According to a recent op-ed on worldpres.org, last February Arab League information ministers outlined new guidelines for Arab satellite channels, specifically prohibiting the broadcasting of negative reporting on heads of state, religious or national figures. It’s very easy for the Western mind to see this as a classic violation of freedom of speech, and even in my most relativist moments I find it difficult to argue that such restrictions are good for the health of a society. However, Palestinian columnist Ramzy Baroud argues that this interpretation misses what is actually occurring in the Arab world, because freedom of the press never existed in the first place:
What is painted to look like a classic conflict between corrupt governments and their fed-up constituencies, the former laboring to gag the latter’s freedom of expression, is a lot more convoluted. It is not that the corrupt elites are not indeed laboring to suppress dissent, or that the suppressed multitudes are not fiercely fighting back. In fact, it’s this relationship that constitutes the push and pull that came to define Arab media in the first place. But who has decided that Arab satellite stations—or other pan Arab media—represent the interests of Arab masses, or have improved in any measurable way the welfare of Arab people, especially the poorer, discounted classes?
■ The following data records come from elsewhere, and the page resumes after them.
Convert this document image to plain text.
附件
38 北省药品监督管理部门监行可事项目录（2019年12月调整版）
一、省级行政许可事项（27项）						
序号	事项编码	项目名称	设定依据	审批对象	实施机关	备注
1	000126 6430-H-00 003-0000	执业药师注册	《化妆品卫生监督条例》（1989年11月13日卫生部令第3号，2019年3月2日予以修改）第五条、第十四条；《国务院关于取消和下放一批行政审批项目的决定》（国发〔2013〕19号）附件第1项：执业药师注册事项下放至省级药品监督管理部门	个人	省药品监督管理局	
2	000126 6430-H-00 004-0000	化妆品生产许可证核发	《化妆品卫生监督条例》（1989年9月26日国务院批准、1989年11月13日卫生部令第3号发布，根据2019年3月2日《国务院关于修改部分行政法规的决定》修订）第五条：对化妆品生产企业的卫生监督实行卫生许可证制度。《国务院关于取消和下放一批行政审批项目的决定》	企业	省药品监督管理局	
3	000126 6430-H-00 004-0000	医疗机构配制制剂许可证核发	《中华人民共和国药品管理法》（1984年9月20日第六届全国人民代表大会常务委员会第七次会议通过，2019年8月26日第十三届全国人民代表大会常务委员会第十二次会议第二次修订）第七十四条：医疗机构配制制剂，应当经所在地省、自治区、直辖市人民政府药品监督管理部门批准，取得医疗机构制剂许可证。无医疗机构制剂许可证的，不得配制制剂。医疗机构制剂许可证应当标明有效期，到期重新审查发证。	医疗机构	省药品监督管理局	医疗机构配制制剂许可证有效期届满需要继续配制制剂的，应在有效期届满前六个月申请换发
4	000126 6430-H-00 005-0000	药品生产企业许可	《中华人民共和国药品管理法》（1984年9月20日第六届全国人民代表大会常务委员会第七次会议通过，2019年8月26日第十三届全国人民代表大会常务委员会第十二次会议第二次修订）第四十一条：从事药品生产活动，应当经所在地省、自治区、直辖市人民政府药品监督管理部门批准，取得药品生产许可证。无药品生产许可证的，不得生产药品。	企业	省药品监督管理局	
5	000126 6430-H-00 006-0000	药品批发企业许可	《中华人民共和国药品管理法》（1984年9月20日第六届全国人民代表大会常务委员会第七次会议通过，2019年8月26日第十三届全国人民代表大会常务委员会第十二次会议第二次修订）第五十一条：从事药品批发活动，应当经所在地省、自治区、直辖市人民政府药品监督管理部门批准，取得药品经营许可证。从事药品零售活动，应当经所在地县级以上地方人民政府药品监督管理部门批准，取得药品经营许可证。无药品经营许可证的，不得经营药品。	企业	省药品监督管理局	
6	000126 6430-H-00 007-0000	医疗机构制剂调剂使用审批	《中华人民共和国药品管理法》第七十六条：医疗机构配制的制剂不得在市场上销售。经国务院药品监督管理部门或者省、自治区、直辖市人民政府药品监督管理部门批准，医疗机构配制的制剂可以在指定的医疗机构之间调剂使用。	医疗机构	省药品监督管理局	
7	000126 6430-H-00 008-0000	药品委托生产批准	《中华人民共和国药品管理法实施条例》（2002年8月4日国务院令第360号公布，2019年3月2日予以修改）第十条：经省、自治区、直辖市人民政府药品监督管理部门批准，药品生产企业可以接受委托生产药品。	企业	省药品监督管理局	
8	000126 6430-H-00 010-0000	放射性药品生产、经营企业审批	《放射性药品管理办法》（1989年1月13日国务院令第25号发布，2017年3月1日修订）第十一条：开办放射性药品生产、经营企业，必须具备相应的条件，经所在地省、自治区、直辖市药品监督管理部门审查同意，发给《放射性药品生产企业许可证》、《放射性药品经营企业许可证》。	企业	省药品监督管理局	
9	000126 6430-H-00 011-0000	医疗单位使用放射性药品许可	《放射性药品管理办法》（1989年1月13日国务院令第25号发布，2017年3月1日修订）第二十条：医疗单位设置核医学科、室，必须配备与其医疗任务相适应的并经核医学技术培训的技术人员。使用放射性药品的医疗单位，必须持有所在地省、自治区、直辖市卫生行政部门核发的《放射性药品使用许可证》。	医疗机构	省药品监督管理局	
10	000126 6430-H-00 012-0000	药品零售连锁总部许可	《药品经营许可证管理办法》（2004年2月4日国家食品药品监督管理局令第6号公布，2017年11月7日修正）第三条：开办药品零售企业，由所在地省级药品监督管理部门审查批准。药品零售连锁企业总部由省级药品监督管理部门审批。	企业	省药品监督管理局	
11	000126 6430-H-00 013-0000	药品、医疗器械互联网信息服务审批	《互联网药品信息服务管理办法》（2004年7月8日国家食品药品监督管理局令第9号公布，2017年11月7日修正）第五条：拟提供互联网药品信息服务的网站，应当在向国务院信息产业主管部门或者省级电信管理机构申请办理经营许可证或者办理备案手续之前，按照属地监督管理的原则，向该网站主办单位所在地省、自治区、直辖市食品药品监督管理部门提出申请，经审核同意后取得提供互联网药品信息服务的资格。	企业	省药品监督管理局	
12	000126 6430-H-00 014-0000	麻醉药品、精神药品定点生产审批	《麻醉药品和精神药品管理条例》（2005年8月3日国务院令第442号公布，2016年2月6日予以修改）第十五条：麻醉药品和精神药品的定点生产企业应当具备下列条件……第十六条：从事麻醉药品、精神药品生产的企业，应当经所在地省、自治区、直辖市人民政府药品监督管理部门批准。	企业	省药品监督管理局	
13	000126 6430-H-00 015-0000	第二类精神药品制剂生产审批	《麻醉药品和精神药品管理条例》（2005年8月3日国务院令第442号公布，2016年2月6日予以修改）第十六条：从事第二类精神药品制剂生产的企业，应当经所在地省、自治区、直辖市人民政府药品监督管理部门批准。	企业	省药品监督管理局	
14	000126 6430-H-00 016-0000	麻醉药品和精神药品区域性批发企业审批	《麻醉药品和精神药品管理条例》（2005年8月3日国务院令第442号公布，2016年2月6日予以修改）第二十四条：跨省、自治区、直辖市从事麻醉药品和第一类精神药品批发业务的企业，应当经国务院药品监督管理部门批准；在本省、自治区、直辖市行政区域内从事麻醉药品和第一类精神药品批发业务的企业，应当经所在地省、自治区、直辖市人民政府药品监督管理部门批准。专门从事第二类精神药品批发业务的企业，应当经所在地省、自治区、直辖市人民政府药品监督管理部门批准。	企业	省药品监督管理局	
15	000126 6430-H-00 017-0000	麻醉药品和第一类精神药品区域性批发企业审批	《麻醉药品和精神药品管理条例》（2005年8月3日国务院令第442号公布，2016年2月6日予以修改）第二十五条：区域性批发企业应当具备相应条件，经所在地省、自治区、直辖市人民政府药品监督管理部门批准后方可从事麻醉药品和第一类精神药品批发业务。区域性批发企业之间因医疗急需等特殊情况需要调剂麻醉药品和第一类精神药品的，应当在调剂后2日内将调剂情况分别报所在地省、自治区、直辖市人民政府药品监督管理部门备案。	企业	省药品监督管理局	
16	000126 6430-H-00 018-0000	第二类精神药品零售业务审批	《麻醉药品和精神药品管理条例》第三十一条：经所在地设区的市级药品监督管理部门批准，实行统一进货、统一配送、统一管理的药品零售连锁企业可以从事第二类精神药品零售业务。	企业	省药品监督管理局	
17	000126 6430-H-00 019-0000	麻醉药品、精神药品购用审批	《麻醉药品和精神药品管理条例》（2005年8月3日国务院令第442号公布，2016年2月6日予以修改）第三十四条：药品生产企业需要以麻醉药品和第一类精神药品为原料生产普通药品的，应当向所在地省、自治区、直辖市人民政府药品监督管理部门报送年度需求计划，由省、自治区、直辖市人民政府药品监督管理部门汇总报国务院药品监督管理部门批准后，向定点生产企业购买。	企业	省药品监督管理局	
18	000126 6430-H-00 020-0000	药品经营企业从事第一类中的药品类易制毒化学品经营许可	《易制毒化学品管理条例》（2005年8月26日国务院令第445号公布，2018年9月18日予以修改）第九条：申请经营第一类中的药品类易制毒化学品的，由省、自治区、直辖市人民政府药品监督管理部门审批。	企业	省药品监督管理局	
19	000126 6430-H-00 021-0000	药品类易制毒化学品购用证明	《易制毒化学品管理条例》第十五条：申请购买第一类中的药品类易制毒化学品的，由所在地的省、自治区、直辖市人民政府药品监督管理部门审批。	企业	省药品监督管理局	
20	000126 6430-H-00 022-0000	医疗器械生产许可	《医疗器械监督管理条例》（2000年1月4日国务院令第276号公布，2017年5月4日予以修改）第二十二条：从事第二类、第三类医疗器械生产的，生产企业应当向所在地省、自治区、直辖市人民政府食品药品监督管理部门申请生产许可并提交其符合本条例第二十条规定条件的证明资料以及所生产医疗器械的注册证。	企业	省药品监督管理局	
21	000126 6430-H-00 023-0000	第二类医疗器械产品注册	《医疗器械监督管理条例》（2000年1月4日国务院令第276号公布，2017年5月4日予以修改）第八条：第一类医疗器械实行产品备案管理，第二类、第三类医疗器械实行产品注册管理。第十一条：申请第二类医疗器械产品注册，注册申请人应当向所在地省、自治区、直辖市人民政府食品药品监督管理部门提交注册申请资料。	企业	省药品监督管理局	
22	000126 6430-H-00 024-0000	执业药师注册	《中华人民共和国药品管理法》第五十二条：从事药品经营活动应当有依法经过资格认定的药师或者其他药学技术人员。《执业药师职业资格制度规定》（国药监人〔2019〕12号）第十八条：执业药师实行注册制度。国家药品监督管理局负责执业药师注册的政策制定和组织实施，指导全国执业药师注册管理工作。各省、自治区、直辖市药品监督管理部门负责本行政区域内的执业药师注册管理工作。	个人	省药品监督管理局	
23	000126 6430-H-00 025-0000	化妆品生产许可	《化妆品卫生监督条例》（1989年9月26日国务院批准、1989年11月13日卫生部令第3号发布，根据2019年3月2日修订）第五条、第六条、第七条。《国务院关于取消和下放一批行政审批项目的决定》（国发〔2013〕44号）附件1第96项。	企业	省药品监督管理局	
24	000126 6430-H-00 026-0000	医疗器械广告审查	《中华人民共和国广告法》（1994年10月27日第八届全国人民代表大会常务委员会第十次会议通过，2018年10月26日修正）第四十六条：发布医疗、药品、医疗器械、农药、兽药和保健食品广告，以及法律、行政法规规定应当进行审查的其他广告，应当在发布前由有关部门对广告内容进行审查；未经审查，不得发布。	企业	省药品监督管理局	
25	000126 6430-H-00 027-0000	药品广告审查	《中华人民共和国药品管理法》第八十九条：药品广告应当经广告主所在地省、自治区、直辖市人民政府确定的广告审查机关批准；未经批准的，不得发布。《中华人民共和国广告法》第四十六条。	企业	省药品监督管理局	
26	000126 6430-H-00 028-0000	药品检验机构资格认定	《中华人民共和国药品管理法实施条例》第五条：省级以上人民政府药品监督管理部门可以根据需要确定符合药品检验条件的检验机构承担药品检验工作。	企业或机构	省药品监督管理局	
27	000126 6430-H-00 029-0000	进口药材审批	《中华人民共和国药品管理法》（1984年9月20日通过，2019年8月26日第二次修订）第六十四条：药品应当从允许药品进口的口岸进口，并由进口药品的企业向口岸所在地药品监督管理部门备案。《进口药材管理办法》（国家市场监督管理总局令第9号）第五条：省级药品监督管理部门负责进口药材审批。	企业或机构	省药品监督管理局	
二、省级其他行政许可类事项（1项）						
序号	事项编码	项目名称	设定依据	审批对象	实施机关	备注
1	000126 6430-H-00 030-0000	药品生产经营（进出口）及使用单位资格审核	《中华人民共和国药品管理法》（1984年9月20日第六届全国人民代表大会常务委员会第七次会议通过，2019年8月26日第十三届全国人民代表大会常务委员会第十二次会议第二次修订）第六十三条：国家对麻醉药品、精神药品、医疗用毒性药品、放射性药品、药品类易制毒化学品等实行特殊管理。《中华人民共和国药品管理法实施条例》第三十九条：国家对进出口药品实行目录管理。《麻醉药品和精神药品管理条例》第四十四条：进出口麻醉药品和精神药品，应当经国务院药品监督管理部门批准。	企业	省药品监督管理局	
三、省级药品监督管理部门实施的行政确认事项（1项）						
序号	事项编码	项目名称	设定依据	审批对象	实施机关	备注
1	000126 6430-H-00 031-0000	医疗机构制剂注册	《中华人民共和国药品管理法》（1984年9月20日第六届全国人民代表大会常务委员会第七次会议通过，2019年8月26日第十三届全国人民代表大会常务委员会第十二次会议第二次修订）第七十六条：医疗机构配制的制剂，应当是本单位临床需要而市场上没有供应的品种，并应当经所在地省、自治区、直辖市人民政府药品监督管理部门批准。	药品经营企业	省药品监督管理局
The problem, he says, is that Arab media has never actually been even marginally free of “political, religious, nationalistic, even tribal leanings, affiliations, and priorities.” While there are now over 500 satellite channels and scores of glossy magazines, content does not equal quality. Licenses are generally available only to those with connections, and only on certain conditions. Arab media is thus enormously constrained in the topics it can critique. Obviously other countries have similar problems, but image if every channel was Fox News. The situation is further complicated by the existence of long-standing inter-Arab rivalries. Not only can you not talk abut your own government, but talking about your neighbor’s government might be an equally politically charged act.
In this context, Baroud suggests an alternate interpretation of the recent “guidelines”:
The Arab foreign ministers communiqué can be understood as a call for a truce between various Arab governments: you hold your journalists back from attacking me, I’ll hold mine. It’s neither a call for the suppression of civil society nor the gagging of free expression: the former is largely suppressed and truly free expression never fully existed.
I find this interpretation fascinating, and I also take this as a caution against being too quick to project Western systems onto alien cultures. It’s not that we should not support the classic Western values of freedom, individual human rights, governance in the public interest, etc., but that our understandings of the practicalities of such issues are based solely on experience within our our nations and societies. To take another exmaple, I have already written about how most Chinese seem to support government control of the internet; this might seem very strange to us, but this is an ancient nation of a billion people, deeply fearful of mass disorder. The Chinese, the Arabs, the Africans, and everyone else are not us, and cannot be understood by thinking like us.